• USD / JPY struggled to preserve / capitalize on its modest intraday gains on Friday.
  • Moderate USD price action was found to be a key factor that caps the rise.
  • Signs of stability in equity markets and high US bond yields continued support.

USD / JPY held onto its modest intraday gains ahead of the European session, although it lacked follow-up and was last seen trading around the 114.00 mark.

The pair relied on the overnight rebound from one-week lows and gained some ground early in trade action on Friday. Reports that China Evergrande made funds available for a bond coupon in a trust account helped allay concerns about a credit crunch in China’s real estate sector. This, in turn, undermined the safe haven value of the Japanese Yen and acted as a tailwind for the USD / JPY pair.
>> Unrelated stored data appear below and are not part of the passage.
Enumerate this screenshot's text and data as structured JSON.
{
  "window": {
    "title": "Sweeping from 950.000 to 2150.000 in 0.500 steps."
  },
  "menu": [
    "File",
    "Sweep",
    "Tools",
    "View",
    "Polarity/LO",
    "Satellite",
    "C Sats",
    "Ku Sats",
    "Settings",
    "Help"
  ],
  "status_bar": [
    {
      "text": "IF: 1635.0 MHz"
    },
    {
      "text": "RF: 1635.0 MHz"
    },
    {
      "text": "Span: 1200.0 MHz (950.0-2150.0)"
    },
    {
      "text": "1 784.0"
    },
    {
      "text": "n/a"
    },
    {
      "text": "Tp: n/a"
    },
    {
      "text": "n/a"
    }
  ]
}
On the flip side, the US dollar, so far, has struggled to capitalize on yesterday’s strong rebound from three-week lows. This was seen as a key factor that failed to give the USD / JPY a further boost and capped the initial rise near the 114.20 area. The decline, however, remains dampened in a further widening of the US-Japanese government bond yield spread.

In fact, the yield on the benchmark 10-year US government bond reached 1.683%, the highest level since May 13 on Thursday amid expectations of an anticipated tightening of government policy. Fed. Speculation was bolstered by comments from Fed Governor Christopher Waller saying the US central bank may need to act faster if inflation continues to be high until the end of the year.

Conversely, the yield on the 10-year Japanese government bond remained close to zero due to the Bank of Japan’s yield curve control policy. This warrants some caution for aggressive bearish traders and before positioning for any extension of the recent pullback from the nearly four-year highs hit earlier this week.

Market participants are now anxiously awaiting the release of US Flash PMIs for further momentum later in the first North American session. This, along with US bond yields, will influence the price dynamics in USD. Traders will take more inspiration from the broader risk sentiment in the market for certain near-term opportunities around the USD / JPY pair.